Lost & Found

Lost & Found
Some of the author's collection of hot lures from days gone by. Martin says they'll all still work as good as ever; just add new hooks and chunk 'em!
It had seen better days. The teeth marks that covered the lure told of many encounters with speckled trout and the almost rusted through hooks meant that it had been in the saltwater for quite a while. A little red paint had been added to the head of this lure but it had all but faded away. Monofilament was broken off just above the knot that was still tied to the lure’s eye. That meant that the knot didn’t fail but that something had cut the leader that caused the loss of the lure and the fish that had mistaken the piece of plastic for a mullet. In fact, I could remember the day that I lost this particular lure not 50 yards from where I found it almost a year earlier. I had wondered many times if my knot had failed or if the line had been cut.

The Cotton Cordell Jointed Red Fin, which was also known as a “Broken Back”, was one of my favorite lures years ago and I used them with great success while fishing for both redfish and trout. I’ll never know why we stop using lures that never stopped producing for us in favor for the latest and greatest lures that come out every year, but we do.

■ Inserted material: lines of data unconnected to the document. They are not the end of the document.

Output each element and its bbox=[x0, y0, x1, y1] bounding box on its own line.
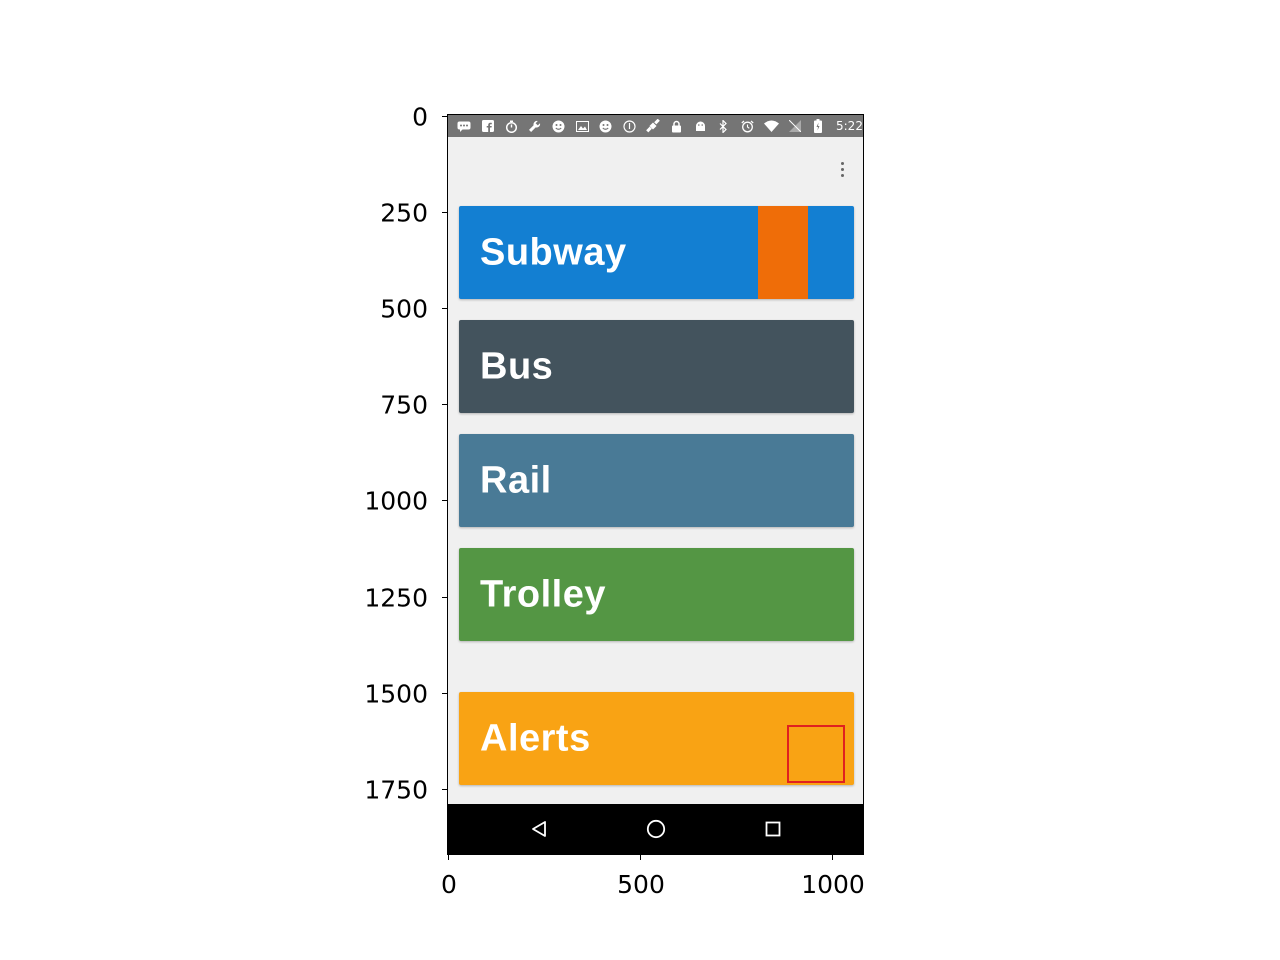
trolley-label: Trolley bbox=[480, 573, 606, 615]
subway-label: Subway bbox=[480, 231, 627, 273]
y-tick-label: 500 bbox=[380, 294, 428, 324]
y-tick bbox=[442, 500, 447, 502]
x-tick-label: 0 bbox=[441, 870, 457, 899]
android-icon bbox=[692, 115, 708, 137]
y-tick bbox=[442, 693, 447, 695]
bluetooth-icon bbox=[716, 115, 732, 137]
alarm-icon bbox=[740, 115, 756, 137]
y-tick-label: 250 bbox=[380, 198, 428, 228]
subway-accent-stripe bbox=[758, 206, 808, 299]
phone-screen: 5:22 Subway Bus Rail Trolley Alerts bbox=[447, 114, 864, 855]
alerts-tile[interactable]: Alerts bbox=[459, 692, 854, 785]
facebook-icon bbox=[480, 115, 496, 137]
y-tick bbox=[442, 308, 447, 310]
bus-tile[interactable]: Bus bbox=[459, 320, 854, 413]
y-tick bbox=[442, 116, 447, 118]
y-tick bbox=[442, 404, 447, 406]
smiley-icon bbox=[551, 115, 567, 137]
y-tick bbox=[442, 597, 447, 599]
subway-tile[interactable]: Subway bbox=[459, 206, 854, 299]
navigation-bar bbox=[448, 804, 863, 854]
bus-label: Bus bbox=[480, 345, 554, 387]
rail-label: Rail bbox=[480, 459, 552, 501]
y-tick-label: 0 bbox=[412, 102, 428, 132]
photo-icon bbox=[574, 115, 590, 137]
y-tick bbox=[442, 212, 447, 214]
overflow-menu-icon[interactable] bbox=[837, 159, 847, 179]
status-time: 5:22 bbox=[836, 119, 863, 133]
satellite-icon bbox=[645, 115, 661, 137]
back-icon[interactable] bbox=[519, 804, 559, 854]
x-tick bbox=[832, 855, 834, 860]
message-icon bbox=[456, 115, 472, 137]
smiley-icon bbox=[598, 115, 614, 137]
recents-icon[interactable] bbox=[753, 804, 793, 854]
trolley-tile[interactable]: Trolley bbox=[459, 548, 854, 641]
y-tick bbox=[442, 789, 447, 791]
info-icon bbox=[621, 115, 637, 137]
y-tick-label: 750 bbox=[380, 390, 428, 420]
x-tick bbox=[640, 855, 642, 860]
status-bar: 5:22 bbox=[448, 115, 863, 137]
y-tick-label: 1250 bbox=[364, 583, 428, 613]
lock-icon bbox=[669, 115, 685, 137]
wrench-icon bbox=[527, 115, 543, 137]
stopwatch-icon bbox=[503, 115, 519, 137]
no-sim-icon bbox=[787, 115, 803, 137]
y-tick-label: 1500 bbox=[364, 679, 428, 709]
alerts-label: Alerts bbox=[480, 717, 591, 759]
x-tick-label: 1000 bbox=[801, 870, 865, 899]
home-icon[interactable] bbox=[636, 804, 676, 854]
highlight-box bbox=[787, 725, 845, 783]
wifi-icon bbox=[763, 115, 779, 137]
x-tick bbox=[448, 855, 450, 860]
y-tick-label: 1750 bbox=[364, 775, 428, 805]
y-tick-label: 1000 bbox=[364, 486, 428, 516]
battery-icon bbox=[810, 115, 826, 137]
x-tick-label: 500 bbox=[617, 870, 665, 899]
rail-tile[interactable]: Rail bbox=[459, 434, 854, 527]
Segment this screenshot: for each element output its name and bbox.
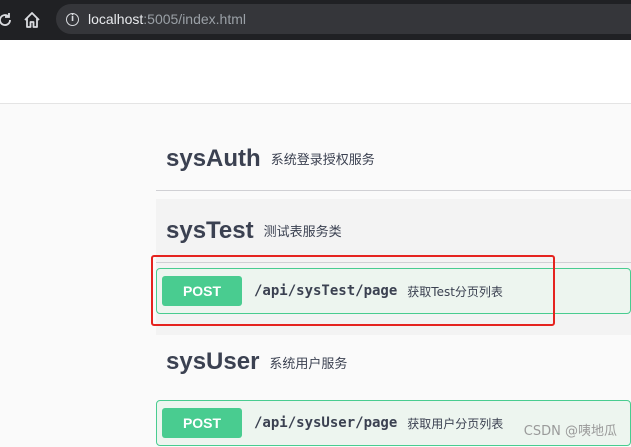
tag-name: sysUser bbox=[166, 348, 260, 375]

The day that I lost the lure was June 8th, 1981 and I was fishing with my friend Robert Glenn. We had made the run over to the south shoreline of West Matagorda Bay from Palacios in my Boston Whaler and found the waters around Cotton’s Bayou full of nervous bait and feeding fish. Before I had gathered my gear and gotten into the water, Robert had hooked up on a nice redfish using his favorite copper spoon. As he fought the fish, I made my way towards him casting as I went and hooked up with a decent trout out in a little deeper water. That morning was one of those that you remember forever and not just because there were a lot of fish caught, but because there were a few fish that were lost.

Robert and I had crossed the entrance into Cotton’s with he on the east end and I on the west. We were casting as we waded in and the bottom where I was wading was heavy with grass. I was sliding my feet as I moved and all of a sudden I slid my foot onto something that literally lifted me up off of my feet and tossed me backwards into the water. Robert on the other side of the cut had no idea what was going on but he heard me yell and saw me going backwards into the water and at the same time saw an enormous wake headed right towards him. He told me that the ray was a good five-feet across and I’m glad that it just gave me a good dunking and didn’t skewer me with its barb.

That little incident shook me up a little and I thought back to a number of years earlier, not far from that place when I had stepped out of the boat and right onto a ray that was not as forgiving. I moved to deeper water and left Robert to wade the boggy slough.

As I moved out of Cotton’s and crossed the first gut I cast the black and gold “Broken Back” parallel to the shoreline and into a pod of mullet that caused bait to fly out of the water. The fish hit the lure almost before I could lock the handle on my reel. It was a really nice trout and it was much bigger than what we had been catching that day. The big fish tore out and across the second bar then pulled back towards the shoreline, running along the gut and coming back towards me. The only shell that I know of in that area was just at the mouth of the cut and that was where I lost the fish.

It was one of those, “Huh?” moments. We’ve all had them; you all know what I’m talking about. One moment you have the fish hooked and all is well and then there is simply…nothing. It leaves you feeling a little empty inside as you reel in your line that is no longer attached to a lure or a fish and for me it signaled a good time for a break.

As I walked back to the boat I could see Robert back in the bayou, his fishing rod bent to the power of another redfish and for a second I thought about heading back in there to join him, but the memory of the large ray made the cold drinks in the boat win out over catching more reds.

When Robert got back to the boat I told him about the big trout and I told him about the lure. He had his limit of reds and a few really nice trout and a bonus flounder for his Mother. We laughed about the ray, talked about the ones that got away and then we headed back to Palacios.

The following March found me on the same shoreline in a little different weather. Waders were necessary that day but the weather was beautiful and we were between cold fronts. I had waded up to the shoreline to fix a broken strap on my waders when I saw the lure lying on the sand. I knew it was my lure before I bent over to pick it up and the first thing I did was check to see if my knot was still tied.

My log entry for that day reads: Caught some fish today at Cotton’s but I found the lure I lost last year.

Later I changed the hooks out on the lure and used it a few times, but each time I did, I worried that I wouldn’t be so lucky to find it again if I lost it so I retired it to my desk.

I look at it now and then when I am at my desk and I remember the day that I lost the lure, I remember the day that I found the lure and I remember fishing with my friend.